You’ve seen his quotes shared everywhere online, and probably saw his books on the bestsellers list at your local book store. If there is anything that could describe the works of Haruki Murakami, it would be “personal”, making sure his characters experience what he is experiencing as he writes them.
At the age of 70, Murakami has written over 70 stories and novels, not including those which haven’t been translated into English yet (in fact, his works have been translated into about 50 different languages), with millions of copies being sold outside of his native Japan.
Murakami was born on January 12, 1949 in Kyoto, Japan, among the baby boom generation when Japan was still recovering from the Second World War.

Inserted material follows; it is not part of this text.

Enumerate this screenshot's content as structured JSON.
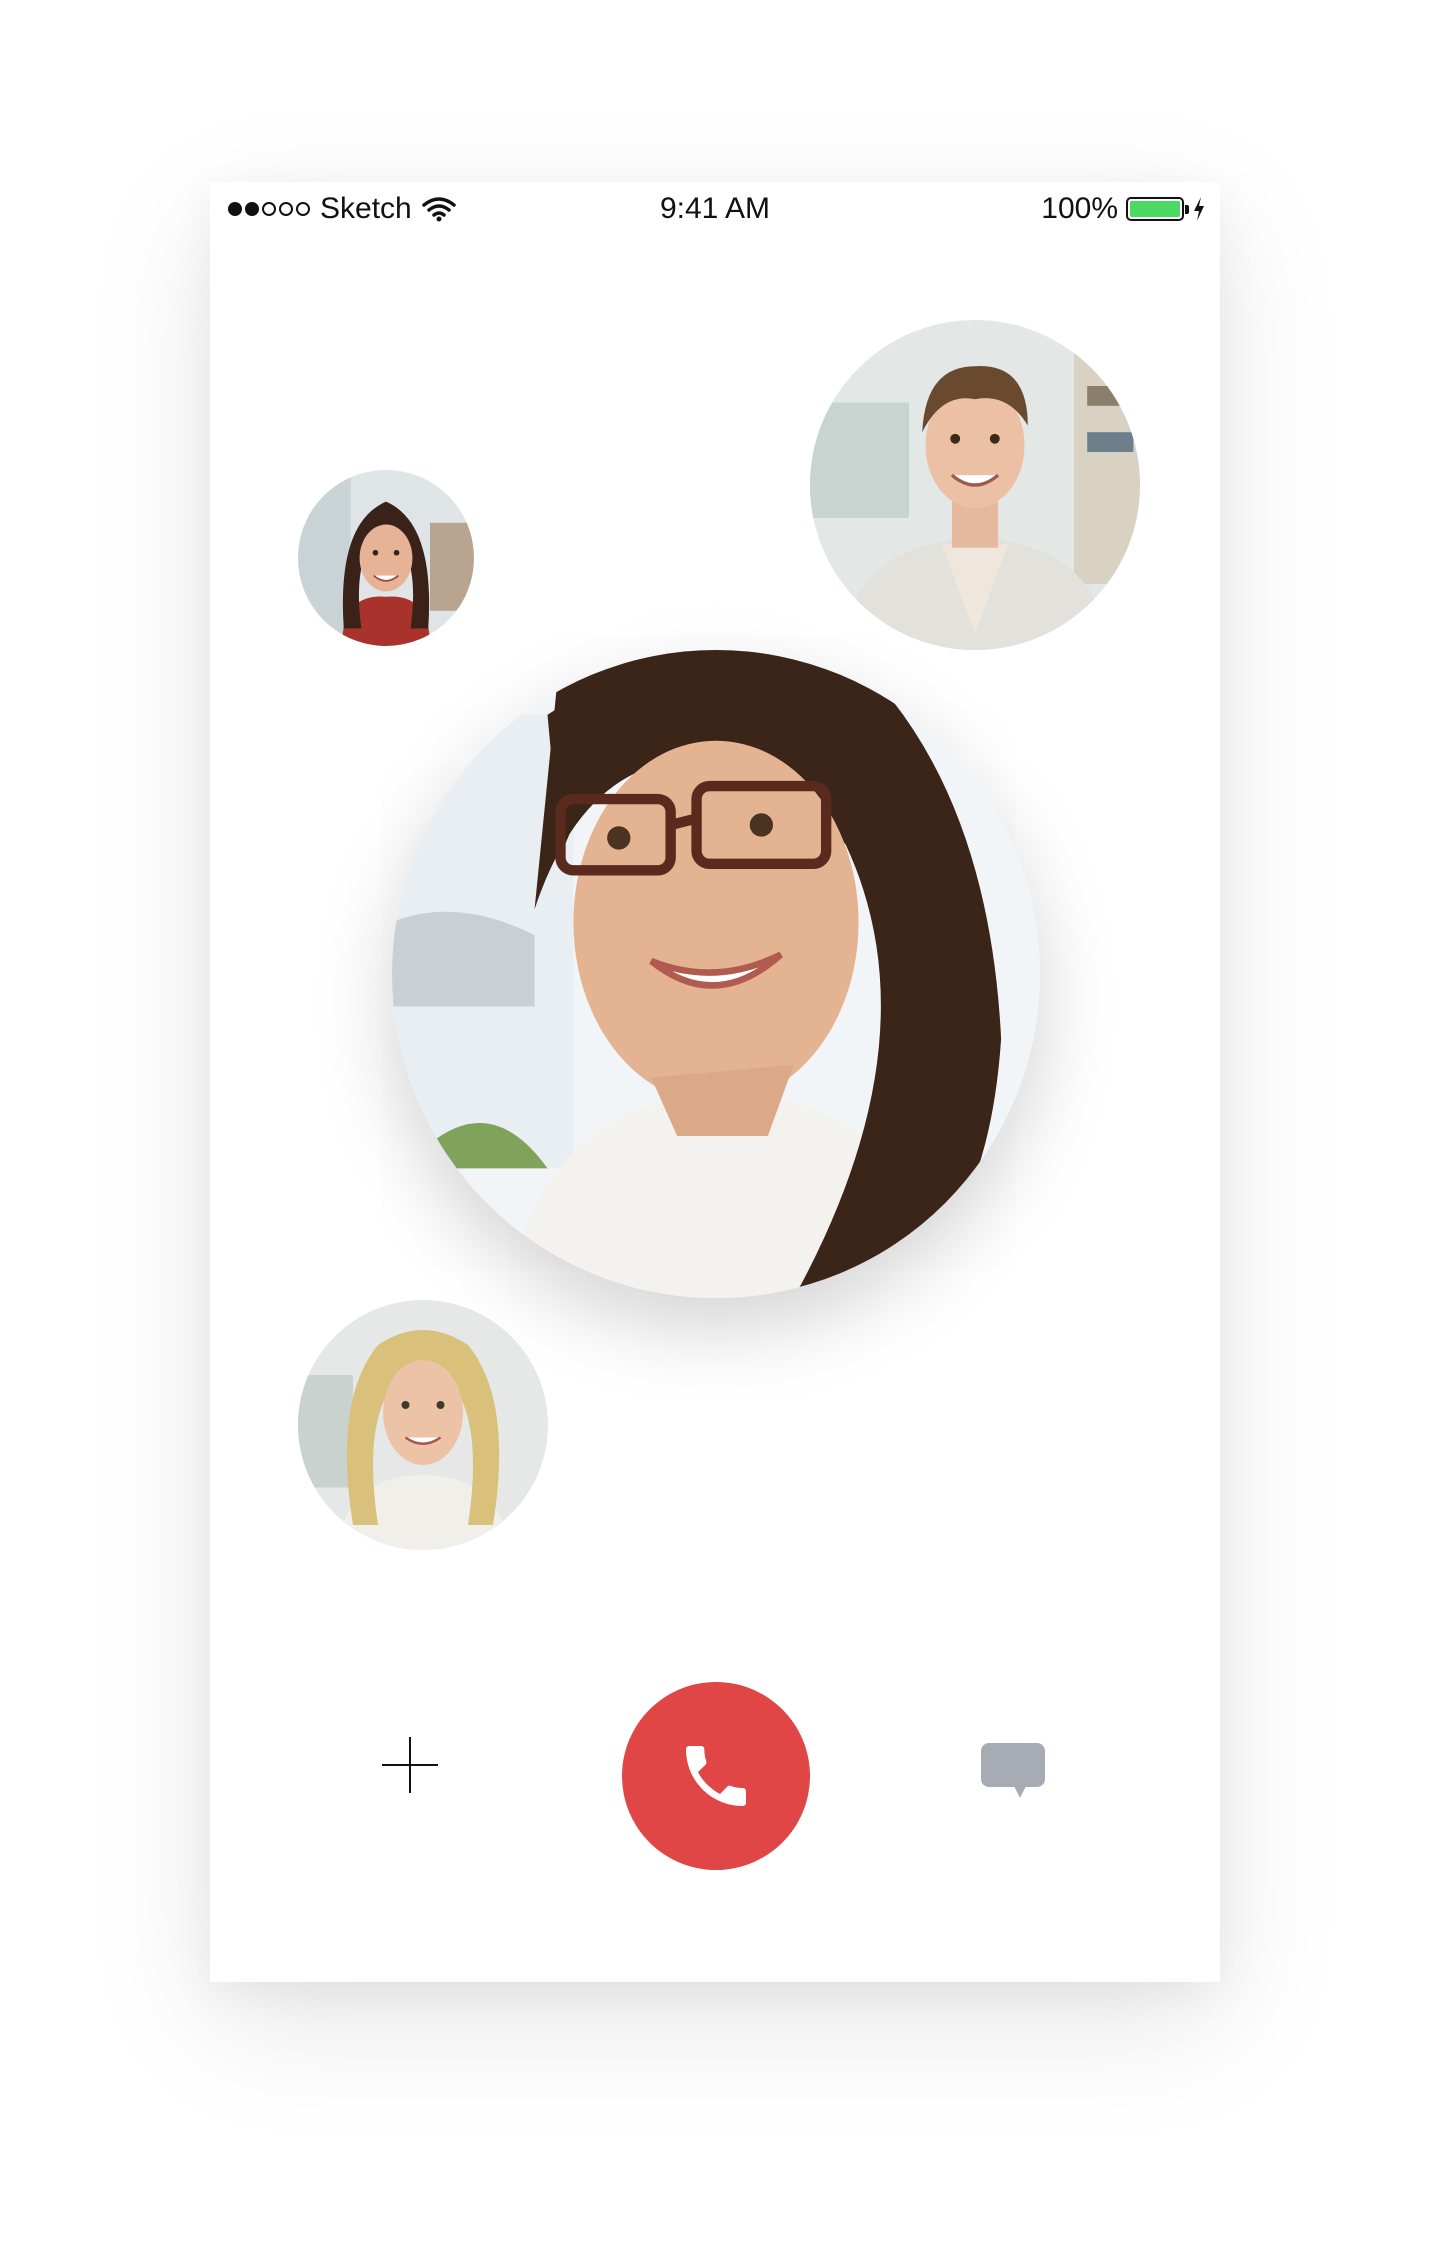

An only child, he grew up reading books by Charles Dickens, Fyodor Dostoyevksy, and Gustav Flaubert (mostly because his parents only talked about Japanese literature, which they taught) – influences that would distinguish him from other writers.
He began writing fiction at the age of 29, with the so-called Trilogy of the Rat (Hear the Wind Sing in 1979, Pinball, 1973 in 1980, and A Wild Sheep Chase in 1982), with the last book receiving critical acclaim. He followed up the Trilogy with Hard Boiled Wonderland and the End of the World (which won him literary prizes and an increase in sales) in 1985, and in 1987 released his arguably most known piece of work, Norwegian Wood.
Norwegian Wood launched Murakami into mainstream popularity, even abroad. From then numerous Murakami novels were translated into English, such as After Dark and 1Q84. Murakami also published collections of short stories written by himself, and by several other writers. His most recent publication was 2017’s Killing Commendatore (2018 in the United States), which gained heavy censorship and is prohibited from being sold to minors.
Because Murakami also grew up on Western music (he even put up a jazz bar before he started writing), most of his works are inspired by them such as The Wind-Up Bird Chronicle, The Prophet Bird, and of course Norwegian Wood after the Beatles song. His alma mater Waseda University, where he took up drama, plans to archive his works and collections for public scholarly use.